Invisible tech could see developments in smartphones and wearable devices

A powerful new electricity-conducting material developed by researchers at La Trobe University in Australia could lead to major improvements in devices like touch screens and wearable biosensors.

The material, described in a paper published in the journal ACS Applied Materials and Interfaces, is a type of conductive polymer.

“Conductive polymers as we know them were developed nearly 50 years ago and although they’re exciting, they haven’t lived up to their potential in that time,” says lead researcher George “Wren” Greene. “Often they are difficult to fabricate, as thin films don’t conduct electricity very well, aren’t transparent and can have highly variable properties.”

The La Trobe study outlines a polymer synthesised from hyaluronic acid – a popular ingredient in skincare – applied to a gold-plated surface to create a thin, durable film of conductive material.

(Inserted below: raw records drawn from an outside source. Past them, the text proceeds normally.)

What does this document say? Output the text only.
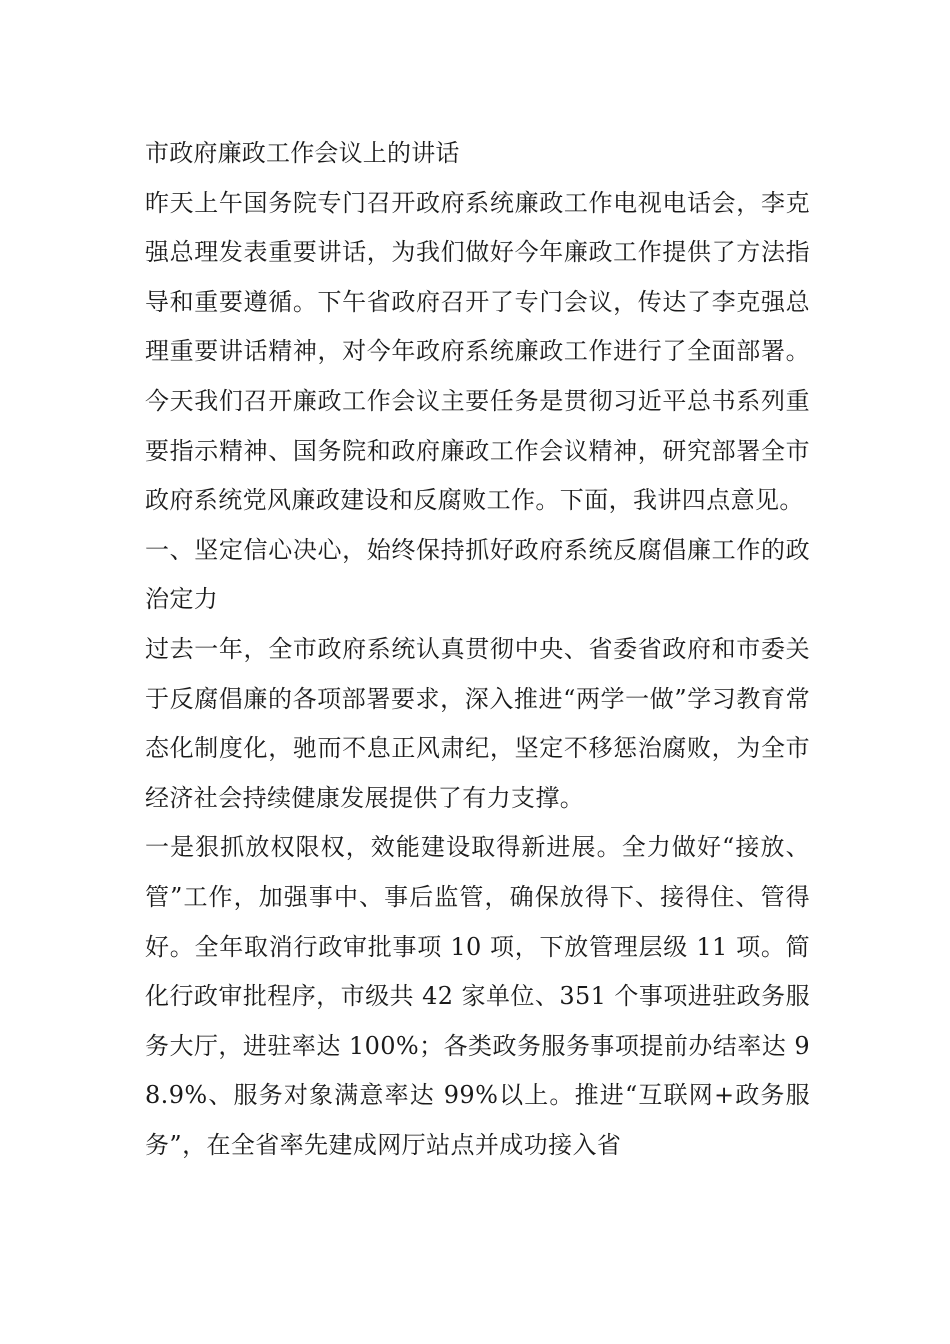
市政府廉政工作会议上的讲话

昨天上午国务院专门召开政府系统廉政工作电视电话会，李克强总理发表重要讲话，为我们做好今年廉政工作提供了方法指导和重要遵循。下午省政府召开了专门会议，传达了李克强总理重要讲话精神，对今年政府系统廉政工作进行了全面部署。今天我们召开廉政工作会议主要任务是贯彻习近平总书系列重要指示精神、国务院和政府廉政工作会议精神，研究部署全市政府系统党风廉政建设和反腐败工作。下面，我讲四点意见。

一、坚定信心决心，始终保持抓好政府系统反腐倡廉工作的政治定力

过去一年，全市政府系统认真贯彻中央、省委省政府和市委关于反腐倡廉的各项部署要求，深入推进“两学一做”学习教育常态化制度化，驰而不息正风肃纪，坚定不移惩治腐败，为全市经济社会持续健康发展提供了有力支撑。

一是狠抓放权限权，效能建设取得新进展。全力做好“接放、管”工作，加强事中、事后监管，确保放得下、接得住、管得好。全年取消行政审批事项 10 项，下放管理层级 11 项。简化行政审批程序，市级共 42 家单位、351 个事项进驻政务服务大厅，进驻率达 100%；各类政务服务事项提前办结率达 98.9%、服务对象满意率达 99%以上。推进“互联网+政务服务”，在全省率先建成网厅站点并成功接入省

The research challenges the previous belief among materials scientists that conductive polymers could only be created by adding substances like hyaluronic acid to a mixture of water and polymer-forming particles.

“Through our method, called ‘tethered dopant templating’, we’ve created a robust way of making a conductive polymer that is flexible, durable, can conduct electricity as well as metals and is easily reproduced – so it’s scalable,” Greene explains.

Dubbed 2D PEDOT, the material is invisible to the naked eye.

“We were very excited to find that not only did the polymers form when we tethered directly to the gold, but that these polymers were thinner, more powerfully conductive and almost foolproof to reproduce,” says lead researcher and PhD candidate Luiza Aguiar do Nascimento.

Conductive polymers like 2D PEDOT have a range of applications from smartphone touch screens to wearable medical devices which can monitor a patient’s bio signs and deliver carefully regulated doses of drugs.

“Currently, it is difficult to consistently reproduce conductive polymers at the high quality needed for health and medical monitoring and drug delivery devices,” says co-author Saimon Moraes Silva, senior researcher and Director of La Trobe’s Biomedical and Environmental Sensor Technology (BEST) Research Centre.

“I’m excited that we have created new capabilities for these materials which are scalable, affordable and reproducible.”